Wednesday whimsies

Yesterday evening Professor Toshiko Takenaka gave the PatLit seminar, "Patent litigation in the US and Japan: what's the difference?" A brief report and link to her PowerPoint presentation can be found here.


Just before he chaired Professor Takenaka's talk (above), IPKat team member Jeremy was giving a presentation, "From Pirate Bay to Pirate Party", at Informa IBC's International Copyright Law 2009 Conference. You can see his comments in brief and view his PowerPoints here.


The Swiss have either, depending on your opinion, struck a brave blow on behalf of common sense or scored a monumental own-goal in terms of their credibility as a trade mark-protecting jurisdiction. What have they done?

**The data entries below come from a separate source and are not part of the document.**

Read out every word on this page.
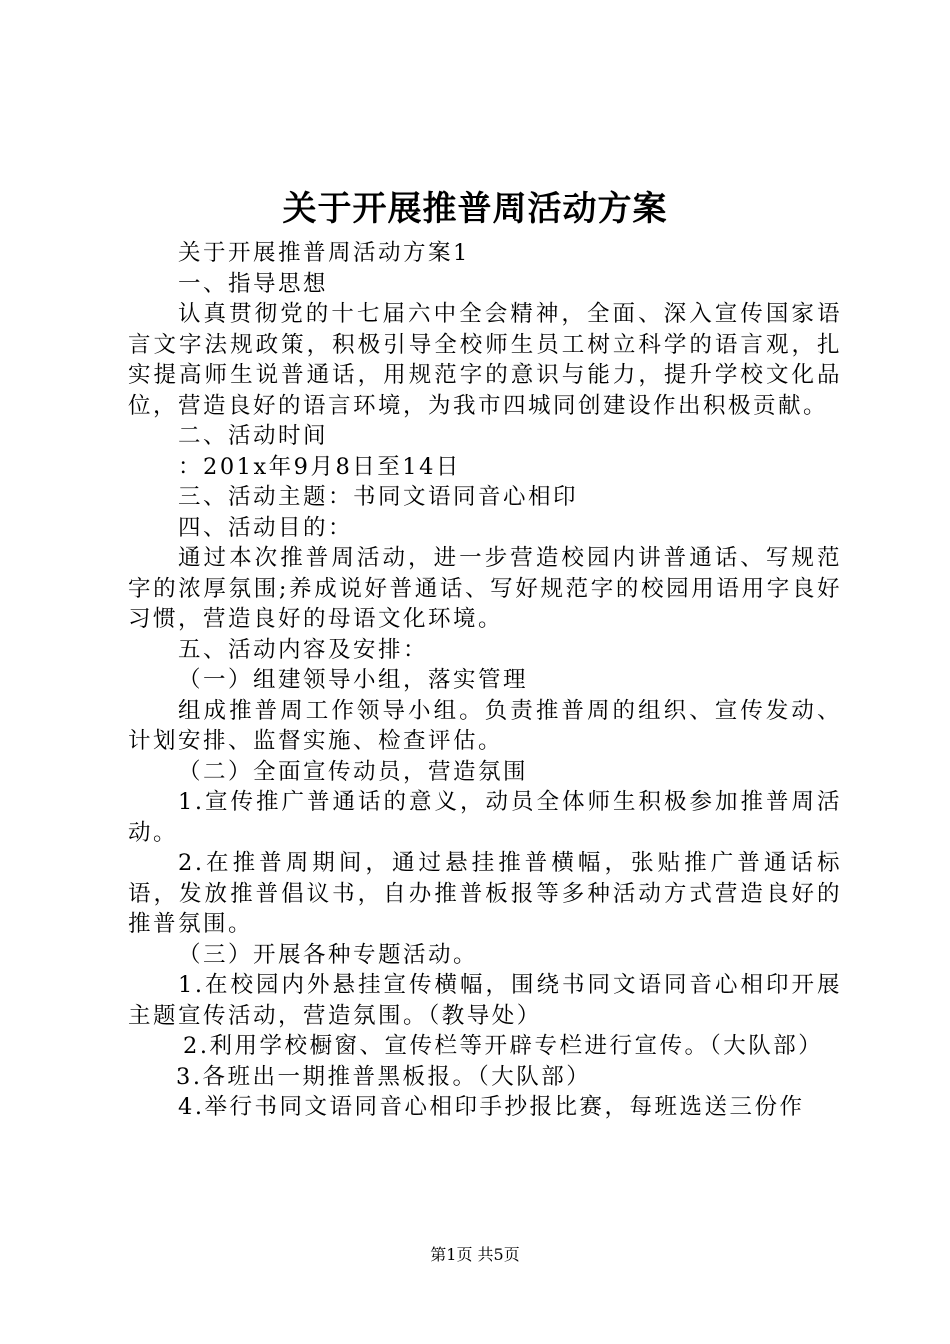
关于开展推普周活动方案

关于开展推普周活动方案1

一、指导思想

认真贯彻党的十七届六中全会精神，全面、深入宣传国家语言文字法规政策，积极引导全校师生员工树立科学的语言观，扎实提高师生说普通话，用规范字的意识与能力，提升学校文化品位，营造良好的语言环境，为我市四城同创建设作出积极贡献。

二、活动时间

：201x年9月8日至14日

三、活动主题：书同文语同音心相印

四、活动目的：

通过本次推普周活动，进一步营造校园内讲普通话、写规范字的浓厚氛围;养成说好普通话、写好规范字的校园用语用字良好习惯，营造良好的母语文化环境。

五、活动内容及安排：

（一）组建领导小组，落实管理

组成推普周工作领导小组。负责推普周的组织、宣传发动、计划安排、监督实施、检查评估。

（二）全面宣传动员，营造氛围

1.宣传推广普通话的意义，动员全体师生积极参加推普周活动。

2.在推普周期间，通过悬挂推普横幅，张贴推广普通话标语，发放推普倡议书，自办推普板报等多种活动方式营造良好的推普氛围。

（三）开展各种专题活动。

1.在校园内外悬挂宣传横幅，围绕书同文语同音心相印开展主题宣传活动，营造氛围。（教导处）

2.利用学校橱窗、宣传栏等开辟专栏进行宣传。（大队部）

3.各班出一期推普黑板报。（大队部）

4.举行书同文语同音心相印手抄报比赛，每班选送三份作

第1页 共5页
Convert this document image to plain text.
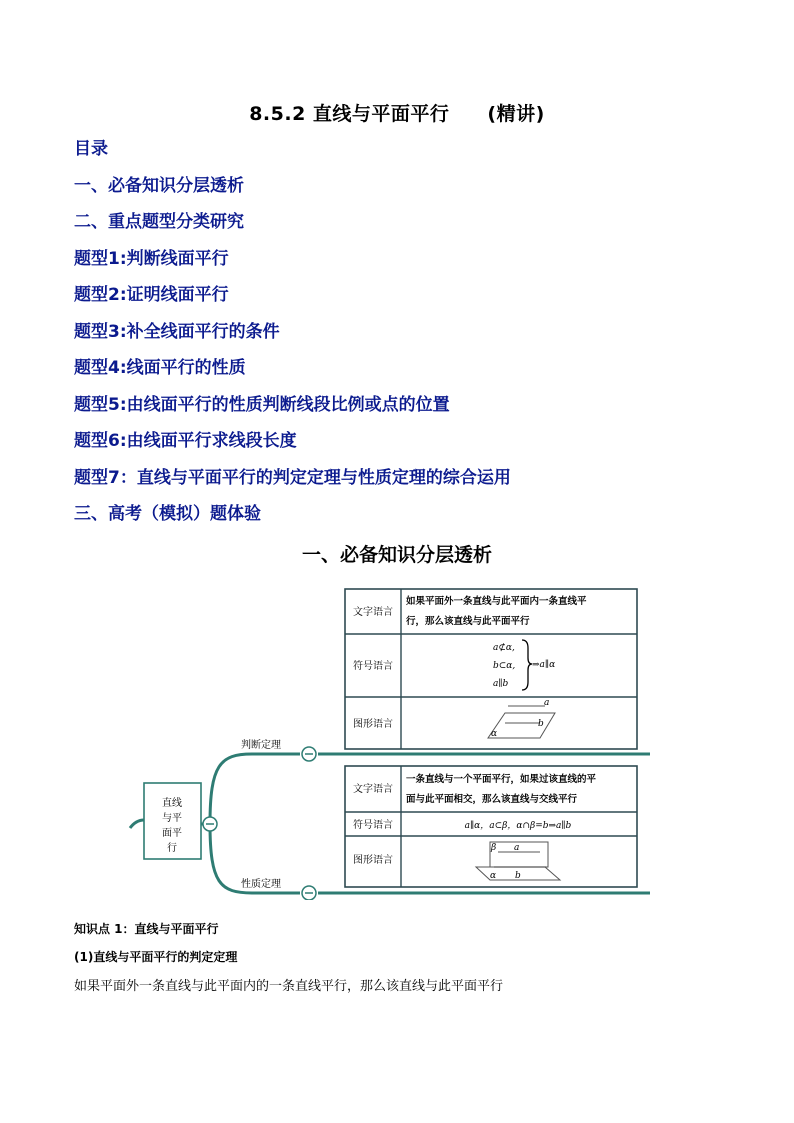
8.5.2 直线与平面平行 (精讲)
目录
一、必备知识分层透析
二、重点题型分类研究
题型1:判断线面平行
题型2:证明线面平行
题型3:补全线面平行的条件
题型4:线面平行的性质
题型5:由线面平行的性质判断线段比例或点的位置
题型6:由线面平行求线段长度
题型7：直线与平面平行的判定定理与性质定理的综合运用
三、高考（模拟）题体验
一、必备知识分层透析
直线
与平
面平
行
判断定理
性质定理
文字语言
如果平面外一条直线与此平面内一条直线平
行，那么该直线与此平面平行
符号语言
a⊄α,
b⊂α,
a∥b
⇒a∥α
图形语言
a
b
α
文字语言
一条直线与一个平面平行，如果过该直线的平
面与此平面相交，那么该直线与交线平行
符号语言	a∥α，a⊂β，α∩β=b⇒a∥b
图形语言
β a
α b
知识点 1：直线与平面平行
(1)直线与平面平行的判定定理
如果平面外一条直线与此平面内的一条直线平行，那么该直线与此平面平行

They've ruled that iPhone [not to be confused with the eye-phone, right] is a descriptive term and therefore unregistrable in respect of, er, iPhones ...


On the subject of eyes, the World Intellectual Property Organization can take some credit for hosting a meeting on Monday with various United Nations specialized agencies on the need for closer inter-agency collaboration in favour of visually impaired persons (VIPs): an agreed VIP Initiative will aim "to facilitate and enhance access to literary, artistic and scientific works for the blind, visually impaired and other reading-disable persons ..." [The IPKat is struggling to suppress the desire to express the hope that this will be of some benefit to the judges in the annual Turner Prize competition].


The topics of privilege, practising certificates and regulation of solicitors in the UK are raised by seasoned IP practitioner Filemot, writing on the SOLO IP Blog. She says: "If you are happy that communications between you and your client can be disclosed in any subsequent litigation, then it does not matter. However if your practice is likely to involve giving frank advice as to infringment risks and freedom to operate you might want to keep your privilege".